Good for some use cases, but still plenty of servers that are hostile to K8s because ie you have to login and enter a license key, or something like that.
I don't need to rewrite my apps in order to run them on a different architecture. Recompiling is enough for compiled languages, and for interpreted languages you just need to add the interpreter appropriate to the architecture.
I suppose you missed that it was a bit tongue in cheek but if you want to take it seriously, I think it still stands. You can just compile to JVM bytecode instead of the assembly of your vm of choice. It's indeed different in practice but I don't think it's all that different in principle.
Really though, I was just pointing out the tautology of your previous comment. It boils down to "it doesn't run anything that doesn't run on it."
> I suppose you missed that it was a bit tongue in cheek
Indeed I missed that! :)
> You can just compile to JVM bytecode
Perhaps, but it's a hack with no clear advantage, whereas with a container I'm just using kernel features for better isolation and resource management. The application was compiled the way it was meant to be compiled when written.
> the tautology of your previous comment. It boils down to "it doesn't run anything that doesn't run on it."
Perhaps if you take my comment in isolation, but when you put it in context it doesn't.
The thread went:
- Kubernetes reinvented VMs in a good sense (OP)

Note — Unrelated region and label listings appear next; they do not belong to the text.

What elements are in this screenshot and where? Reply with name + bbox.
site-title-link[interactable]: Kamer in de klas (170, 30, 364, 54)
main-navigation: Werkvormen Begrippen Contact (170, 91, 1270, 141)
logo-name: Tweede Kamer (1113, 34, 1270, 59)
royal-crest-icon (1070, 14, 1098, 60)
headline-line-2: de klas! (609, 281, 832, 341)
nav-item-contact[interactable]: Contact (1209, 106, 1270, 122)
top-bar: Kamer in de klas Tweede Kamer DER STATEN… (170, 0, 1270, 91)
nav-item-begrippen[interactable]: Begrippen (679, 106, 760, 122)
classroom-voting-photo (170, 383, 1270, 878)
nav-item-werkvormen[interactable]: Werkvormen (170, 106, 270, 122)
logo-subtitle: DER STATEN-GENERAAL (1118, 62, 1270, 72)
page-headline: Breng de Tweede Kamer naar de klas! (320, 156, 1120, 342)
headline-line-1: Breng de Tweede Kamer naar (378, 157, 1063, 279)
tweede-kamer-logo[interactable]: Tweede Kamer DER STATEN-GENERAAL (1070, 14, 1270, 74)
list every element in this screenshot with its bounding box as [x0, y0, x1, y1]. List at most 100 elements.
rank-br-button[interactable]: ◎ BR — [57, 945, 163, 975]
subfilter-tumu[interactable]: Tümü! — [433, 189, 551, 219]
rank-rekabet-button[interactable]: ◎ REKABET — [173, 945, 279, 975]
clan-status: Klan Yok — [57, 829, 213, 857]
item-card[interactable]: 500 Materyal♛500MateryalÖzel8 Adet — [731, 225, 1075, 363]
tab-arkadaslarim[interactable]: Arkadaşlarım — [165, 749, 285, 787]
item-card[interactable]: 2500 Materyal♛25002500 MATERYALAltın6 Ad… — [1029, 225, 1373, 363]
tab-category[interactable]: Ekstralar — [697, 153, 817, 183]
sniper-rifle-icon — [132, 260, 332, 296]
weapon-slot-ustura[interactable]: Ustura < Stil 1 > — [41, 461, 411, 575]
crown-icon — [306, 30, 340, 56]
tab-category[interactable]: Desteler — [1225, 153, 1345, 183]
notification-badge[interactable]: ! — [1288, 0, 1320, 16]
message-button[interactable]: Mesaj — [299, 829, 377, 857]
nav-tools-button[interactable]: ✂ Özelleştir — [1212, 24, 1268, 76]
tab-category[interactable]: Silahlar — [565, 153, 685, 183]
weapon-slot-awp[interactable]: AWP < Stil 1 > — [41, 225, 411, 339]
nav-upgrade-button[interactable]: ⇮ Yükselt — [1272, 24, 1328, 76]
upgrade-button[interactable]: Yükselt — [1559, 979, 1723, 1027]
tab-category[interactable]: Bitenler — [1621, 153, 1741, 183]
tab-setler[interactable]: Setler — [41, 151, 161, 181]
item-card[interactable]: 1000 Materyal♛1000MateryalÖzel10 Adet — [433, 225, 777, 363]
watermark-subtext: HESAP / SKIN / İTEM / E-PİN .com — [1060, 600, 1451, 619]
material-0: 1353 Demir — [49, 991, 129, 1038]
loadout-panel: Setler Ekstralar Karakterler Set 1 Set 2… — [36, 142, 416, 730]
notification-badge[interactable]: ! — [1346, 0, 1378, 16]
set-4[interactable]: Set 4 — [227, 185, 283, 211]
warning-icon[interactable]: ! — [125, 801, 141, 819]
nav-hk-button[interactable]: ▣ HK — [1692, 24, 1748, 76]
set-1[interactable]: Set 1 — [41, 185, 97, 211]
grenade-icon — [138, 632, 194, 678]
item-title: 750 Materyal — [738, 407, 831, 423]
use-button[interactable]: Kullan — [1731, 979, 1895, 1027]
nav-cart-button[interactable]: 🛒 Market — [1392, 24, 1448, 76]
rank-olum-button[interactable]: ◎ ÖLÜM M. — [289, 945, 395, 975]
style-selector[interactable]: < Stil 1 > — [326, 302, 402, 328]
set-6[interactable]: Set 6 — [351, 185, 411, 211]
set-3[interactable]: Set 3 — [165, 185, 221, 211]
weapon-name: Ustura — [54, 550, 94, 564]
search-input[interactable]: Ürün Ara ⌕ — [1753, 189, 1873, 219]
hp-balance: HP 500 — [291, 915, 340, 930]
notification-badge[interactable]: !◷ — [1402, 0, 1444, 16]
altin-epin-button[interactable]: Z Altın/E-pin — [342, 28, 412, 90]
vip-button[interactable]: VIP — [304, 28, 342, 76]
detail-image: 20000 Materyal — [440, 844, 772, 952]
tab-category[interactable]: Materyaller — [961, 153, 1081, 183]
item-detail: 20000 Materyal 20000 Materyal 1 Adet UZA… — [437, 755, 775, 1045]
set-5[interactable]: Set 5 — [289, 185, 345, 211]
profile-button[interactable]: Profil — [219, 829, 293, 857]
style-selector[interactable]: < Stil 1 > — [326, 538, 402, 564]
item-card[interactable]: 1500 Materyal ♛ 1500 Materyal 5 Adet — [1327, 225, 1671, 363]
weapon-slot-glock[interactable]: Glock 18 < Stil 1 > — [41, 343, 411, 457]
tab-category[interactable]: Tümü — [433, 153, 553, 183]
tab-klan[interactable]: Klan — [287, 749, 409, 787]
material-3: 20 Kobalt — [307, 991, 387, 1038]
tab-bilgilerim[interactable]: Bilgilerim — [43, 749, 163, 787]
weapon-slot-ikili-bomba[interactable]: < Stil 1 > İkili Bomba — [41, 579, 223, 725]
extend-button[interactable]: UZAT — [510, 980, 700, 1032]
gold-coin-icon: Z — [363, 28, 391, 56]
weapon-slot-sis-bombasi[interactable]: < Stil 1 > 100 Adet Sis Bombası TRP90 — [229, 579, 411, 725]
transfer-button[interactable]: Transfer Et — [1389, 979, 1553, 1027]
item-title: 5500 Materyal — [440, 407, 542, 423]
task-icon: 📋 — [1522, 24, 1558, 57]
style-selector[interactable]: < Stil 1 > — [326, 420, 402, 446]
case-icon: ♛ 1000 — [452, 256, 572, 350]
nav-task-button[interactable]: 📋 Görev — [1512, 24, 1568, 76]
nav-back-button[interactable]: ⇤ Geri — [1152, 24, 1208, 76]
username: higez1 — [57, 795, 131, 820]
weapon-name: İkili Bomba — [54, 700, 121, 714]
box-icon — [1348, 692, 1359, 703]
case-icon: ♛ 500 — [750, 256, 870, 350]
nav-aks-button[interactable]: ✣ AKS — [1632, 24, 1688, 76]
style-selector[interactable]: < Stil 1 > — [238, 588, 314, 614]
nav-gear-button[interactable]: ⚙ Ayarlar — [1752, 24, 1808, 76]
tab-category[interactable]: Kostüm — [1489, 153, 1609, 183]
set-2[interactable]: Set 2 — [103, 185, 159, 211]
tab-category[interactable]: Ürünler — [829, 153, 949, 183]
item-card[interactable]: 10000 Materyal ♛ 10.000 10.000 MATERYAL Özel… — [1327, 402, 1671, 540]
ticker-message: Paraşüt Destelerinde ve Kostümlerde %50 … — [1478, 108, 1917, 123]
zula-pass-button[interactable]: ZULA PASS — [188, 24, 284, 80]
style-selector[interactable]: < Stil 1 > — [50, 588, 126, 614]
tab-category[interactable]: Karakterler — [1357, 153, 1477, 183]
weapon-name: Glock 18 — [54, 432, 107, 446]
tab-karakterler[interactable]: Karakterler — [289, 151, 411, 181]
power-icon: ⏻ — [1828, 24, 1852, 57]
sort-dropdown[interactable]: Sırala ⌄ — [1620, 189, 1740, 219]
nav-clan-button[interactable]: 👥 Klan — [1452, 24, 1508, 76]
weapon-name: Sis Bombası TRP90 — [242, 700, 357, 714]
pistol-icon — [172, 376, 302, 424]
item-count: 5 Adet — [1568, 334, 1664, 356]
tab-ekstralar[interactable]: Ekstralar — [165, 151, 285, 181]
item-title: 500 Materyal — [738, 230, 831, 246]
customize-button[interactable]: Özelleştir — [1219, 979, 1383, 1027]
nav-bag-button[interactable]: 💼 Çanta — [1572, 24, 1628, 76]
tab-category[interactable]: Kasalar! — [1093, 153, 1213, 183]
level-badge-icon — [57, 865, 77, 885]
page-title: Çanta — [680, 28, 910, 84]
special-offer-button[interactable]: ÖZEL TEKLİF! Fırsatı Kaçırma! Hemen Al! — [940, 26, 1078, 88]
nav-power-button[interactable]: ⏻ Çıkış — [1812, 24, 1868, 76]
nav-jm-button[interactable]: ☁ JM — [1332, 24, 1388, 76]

- I thought we had this kind of covered 20 years ago with J2EE (a rebuttal of OP)
- Doesn't really handle multiple process isolation and IPC as well. (your own comment rebutting the rebuttal :P )
- It also doesn't really handle anything that doesn't run on the JVM. (my comment, adding that it's even farther from the J2EE)
Hopefully this shows how my comment, when taken in context, is not a simple tautology because it adds information.